An Egg spokesperson says the proposed service will cover e-mail-based person-to-person and business-to-consumer payments, including online bill payments. He says the plans are well-progressed, but would give no firm schedule for launch.

Gratton says: “Egg remains firmly committed to leveraging the opportunities presented in the digital financial services marketplace. We are encouraged by consumers increasing rates of adoption of technology for managing and investing their money. In addition to the digital payments offering we intend to launch shortly with Microsoft, we will also be launching our aggregation service.”

Egg has been a long-term advocate for the introduction of account aggregation, but has kept its powder dry while the industry and regulators deliberated the legal and security issues involved. Earlier plans to launch were put on the backburner in the furore which followed the introduction by Citibank of the UK's first aggregation service. Citi found its service boycotted by rival banks amid fears over consumer privacy and security issues. The UK payments body Apacs has since issued agreed guidelines for data sharing between banks offering aggregation services.

Egg, which celebrated its first ever quarterly profit in December 2001, says it passed another milestone this month with the acquisition of two million customer accounts.
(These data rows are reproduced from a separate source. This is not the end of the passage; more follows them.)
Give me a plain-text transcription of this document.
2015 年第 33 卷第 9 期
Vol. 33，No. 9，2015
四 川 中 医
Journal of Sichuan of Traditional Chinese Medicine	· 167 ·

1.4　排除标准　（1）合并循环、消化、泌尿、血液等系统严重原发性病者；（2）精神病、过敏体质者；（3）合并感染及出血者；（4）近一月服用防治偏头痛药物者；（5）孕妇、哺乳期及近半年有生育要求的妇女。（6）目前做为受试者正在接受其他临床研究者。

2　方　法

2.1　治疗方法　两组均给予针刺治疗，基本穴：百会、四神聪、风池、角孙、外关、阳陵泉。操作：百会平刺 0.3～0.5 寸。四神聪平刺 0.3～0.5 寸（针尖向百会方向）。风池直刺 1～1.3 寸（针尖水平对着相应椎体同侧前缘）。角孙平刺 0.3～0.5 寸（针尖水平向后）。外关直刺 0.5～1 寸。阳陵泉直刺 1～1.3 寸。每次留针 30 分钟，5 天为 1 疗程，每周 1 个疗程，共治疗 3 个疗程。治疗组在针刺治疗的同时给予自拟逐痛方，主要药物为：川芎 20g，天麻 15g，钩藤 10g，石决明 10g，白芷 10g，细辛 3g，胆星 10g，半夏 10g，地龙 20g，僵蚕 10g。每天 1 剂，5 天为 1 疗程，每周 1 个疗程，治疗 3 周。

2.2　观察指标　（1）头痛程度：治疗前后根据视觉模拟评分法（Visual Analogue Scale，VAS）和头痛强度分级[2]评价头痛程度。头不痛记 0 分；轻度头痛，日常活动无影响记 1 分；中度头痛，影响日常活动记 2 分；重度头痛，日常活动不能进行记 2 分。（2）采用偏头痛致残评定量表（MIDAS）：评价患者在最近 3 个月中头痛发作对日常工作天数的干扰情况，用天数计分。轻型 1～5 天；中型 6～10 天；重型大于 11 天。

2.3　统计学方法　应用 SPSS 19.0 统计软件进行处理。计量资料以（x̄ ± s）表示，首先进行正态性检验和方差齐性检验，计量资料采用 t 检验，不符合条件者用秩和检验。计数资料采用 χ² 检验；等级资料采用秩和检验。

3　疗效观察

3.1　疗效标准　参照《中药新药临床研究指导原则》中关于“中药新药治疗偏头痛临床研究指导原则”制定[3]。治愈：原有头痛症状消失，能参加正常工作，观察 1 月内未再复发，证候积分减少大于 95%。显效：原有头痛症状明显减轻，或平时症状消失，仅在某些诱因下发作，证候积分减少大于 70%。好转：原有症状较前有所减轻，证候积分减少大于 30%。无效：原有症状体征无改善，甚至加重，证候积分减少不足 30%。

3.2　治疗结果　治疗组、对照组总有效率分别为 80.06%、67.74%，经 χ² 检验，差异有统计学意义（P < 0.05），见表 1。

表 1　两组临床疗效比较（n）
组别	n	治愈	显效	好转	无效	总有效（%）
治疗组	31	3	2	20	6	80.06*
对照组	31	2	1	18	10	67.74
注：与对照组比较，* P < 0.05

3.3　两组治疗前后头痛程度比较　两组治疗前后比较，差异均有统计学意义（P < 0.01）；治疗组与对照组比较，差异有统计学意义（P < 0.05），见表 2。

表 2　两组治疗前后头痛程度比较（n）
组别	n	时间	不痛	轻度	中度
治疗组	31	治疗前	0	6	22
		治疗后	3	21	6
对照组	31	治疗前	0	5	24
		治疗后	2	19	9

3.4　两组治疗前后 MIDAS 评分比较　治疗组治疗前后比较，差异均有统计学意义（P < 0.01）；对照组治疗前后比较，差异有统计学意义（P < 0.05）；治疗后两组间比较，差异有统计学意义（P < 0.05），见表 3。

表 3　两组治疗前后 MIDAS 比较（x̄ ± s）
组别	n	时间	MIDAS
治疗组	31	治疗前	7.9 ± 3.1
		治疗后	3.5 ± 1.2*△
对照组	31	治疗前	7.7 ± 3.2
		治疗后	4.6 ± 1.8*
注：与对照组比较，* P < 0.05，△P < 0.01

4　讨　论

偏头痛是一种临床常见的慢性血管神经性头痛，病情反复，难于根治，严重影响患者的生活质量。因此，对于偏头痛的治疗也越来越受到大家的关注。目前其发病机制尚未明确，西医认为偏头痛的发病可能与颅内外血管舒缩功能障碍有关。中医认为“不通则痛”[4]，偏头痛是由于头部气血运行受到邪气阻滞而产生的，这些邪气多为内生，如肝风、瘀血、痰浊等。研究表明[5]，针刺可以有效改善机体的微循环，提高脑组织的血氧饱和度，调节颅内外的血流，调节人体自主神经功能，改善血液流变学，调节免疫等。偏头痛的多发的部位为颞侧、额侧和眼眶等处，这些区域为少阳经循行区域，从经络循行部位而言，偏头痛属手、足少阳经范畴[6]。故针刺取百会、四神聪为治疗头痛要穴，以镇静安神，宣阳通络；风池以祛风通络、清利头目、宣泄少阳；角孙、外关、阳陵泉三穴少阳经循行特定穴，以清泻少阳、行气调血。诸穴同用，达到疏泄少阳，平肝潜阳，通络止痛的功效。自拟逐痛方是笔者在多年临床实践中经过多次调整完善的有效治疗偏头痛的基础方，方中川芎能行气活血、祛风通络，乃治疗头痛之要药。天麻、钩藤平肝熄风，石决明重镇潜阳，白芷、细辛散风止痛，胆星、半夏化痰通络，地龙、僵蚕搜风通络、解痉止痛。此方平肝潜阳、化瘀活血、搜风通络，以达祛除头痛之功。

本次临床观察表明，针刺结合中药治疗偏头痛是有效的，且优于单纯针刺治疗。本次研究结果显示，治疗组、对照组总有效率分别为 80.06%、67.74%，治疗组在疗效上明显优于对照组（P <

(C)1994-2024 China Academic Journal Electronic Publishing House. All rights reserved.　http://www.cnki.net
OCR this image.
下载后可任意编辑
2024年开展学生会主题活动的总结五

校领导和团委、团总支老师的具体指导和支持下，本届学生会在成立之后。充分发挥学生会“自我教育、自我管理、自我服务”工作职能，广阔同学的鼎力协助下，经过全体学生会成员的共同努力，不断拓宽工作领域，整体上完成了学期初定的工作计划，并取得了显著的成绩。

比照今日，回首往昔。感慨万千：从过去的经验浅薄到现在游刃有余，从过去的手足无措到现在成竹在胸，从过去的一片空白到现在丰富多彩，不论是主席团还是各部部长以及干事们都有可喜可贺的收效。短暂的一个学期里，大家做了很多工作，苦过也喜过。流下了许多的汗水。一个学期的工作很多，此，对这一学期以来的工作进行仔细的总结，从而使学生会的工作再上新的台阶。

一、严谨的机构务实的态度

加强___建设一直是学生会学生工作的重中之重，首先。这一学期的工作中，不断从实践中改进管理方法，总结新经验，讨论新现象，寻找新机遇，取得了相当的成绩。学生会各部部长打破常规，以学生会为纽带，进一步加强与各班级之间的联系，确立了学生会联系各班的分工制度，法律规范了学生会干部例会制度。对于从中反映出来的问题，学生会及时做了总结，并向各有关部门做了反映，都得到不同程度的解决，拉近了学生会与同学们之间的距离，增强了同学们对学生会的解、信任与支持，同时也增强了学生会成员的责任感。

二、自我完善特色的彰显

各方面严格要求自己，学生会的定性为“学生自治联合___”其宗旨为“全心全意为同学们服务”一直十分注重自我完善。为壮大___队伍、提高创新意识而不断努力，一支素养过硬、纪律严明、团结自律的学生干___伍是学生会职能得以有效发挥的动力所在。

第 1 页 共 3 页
Egg says it added 82,000 new customers in the year to February 2001, taking total customer numbers past the two million mark for the first time. In total the bank acquired 600,000 net new customers last year. While the credit card business continues to grow - giving the bank four per cent UK marketshare within two years of launch - Egg is warning of further net outflows in savings as it continues to reduce its headline rates of interest.

To further its ambitions in the investment market, Egg has also acquired Fundsdirect, an online fund supermarket, which it intends to merge with Egg Invest. Egg Invest has had a "satisfactory year", says the bank, with 37,000 customers at end December and approximately £130 million invested. Egg says the merger will combine Egg Invest's digital service capability and consumer offering with Fundsdirect’s proven ability to serve the B2B marketplace. The net assets of Fundsdirect at 31 December 2001 were £2.7 million.